答案自然不言而喻,能冒着被自己发现的危险,把那个女人养在一处宅院还重兵把守,又为她破例,不是元凌云又是谁!
只是,眼下还没有找到十足的证据,不能这么快就下定论。
贝知南用过的药方很少写在纸上,除非逼不得已,因为随时呼唤“小智”就好了。到底是哪种病呢?!
一定要找个时机不着痕迹的探一探殷雪菁的脉像。
贝知南看着自己辛勤罗列出来的各种方案,那些元凌云让自己放手去做的,各类商铺,自己也完全没了心情。
男人都快要被别人拐跑了,还要这么多钱有什么用!何况她家,就是元国宫,国库里根本不差钱!
贝知南把这些事情交给小翠去打理了,羽然嘛,听说最近和不眠吵的不可开交,给她找个事情做做,兴许可以转移一下注意力。她就做小翠的跟班好了,也就是秘书。

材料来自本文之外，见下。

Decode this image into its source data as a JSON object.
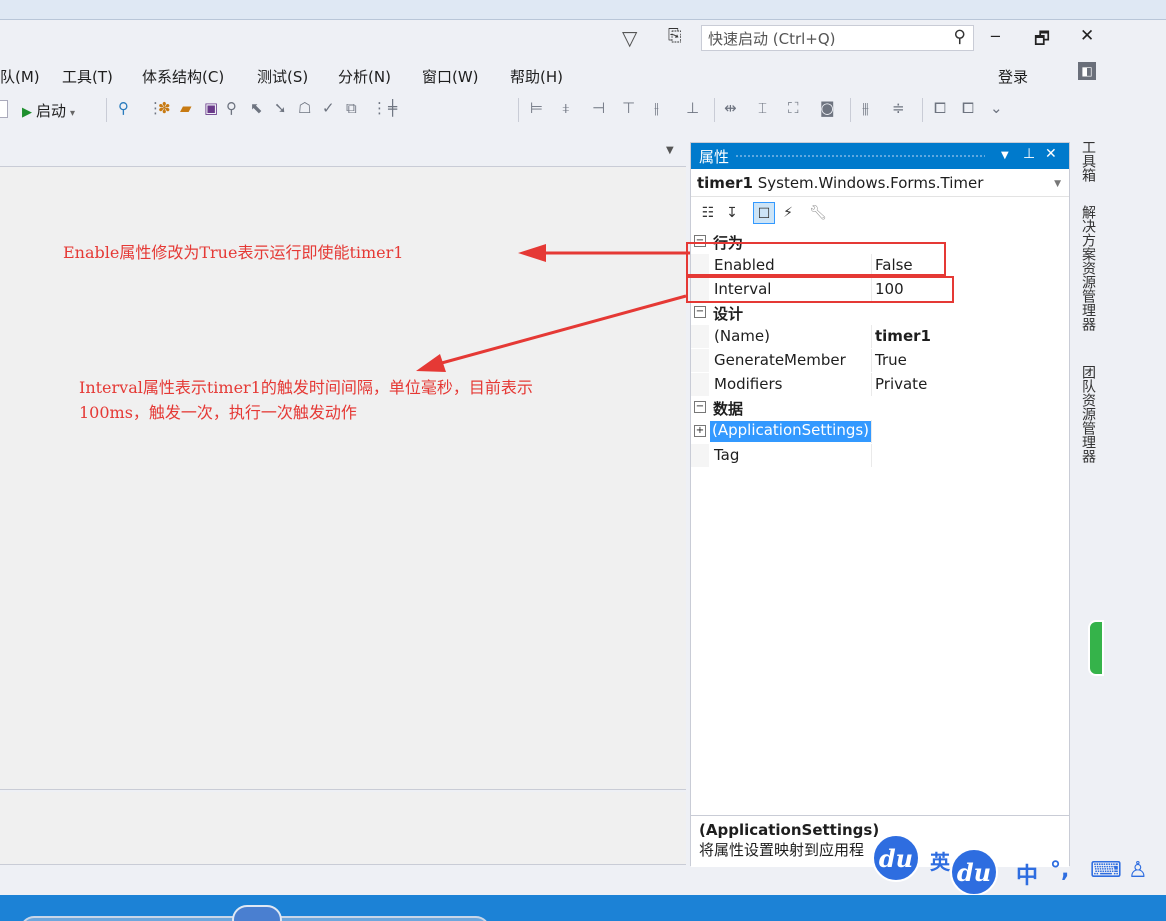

她很看好小翠,或许小翠就是南洲城未来的第一女富商呢!
元凌云和贝知南吵完架之后,本是夜夜宿在香露殿的,雷打不动,那日,居然独自宿在御书房。
贝知南越想越气,他居然因为一个不相关的女人和自己冷战!
枕边空荡荡的,第二天起床,贝知南早早起床梳洗了一番,“舞颜,从今日起,本宫要垂帘听政!”呵,殷雪菁,跟本宫斗!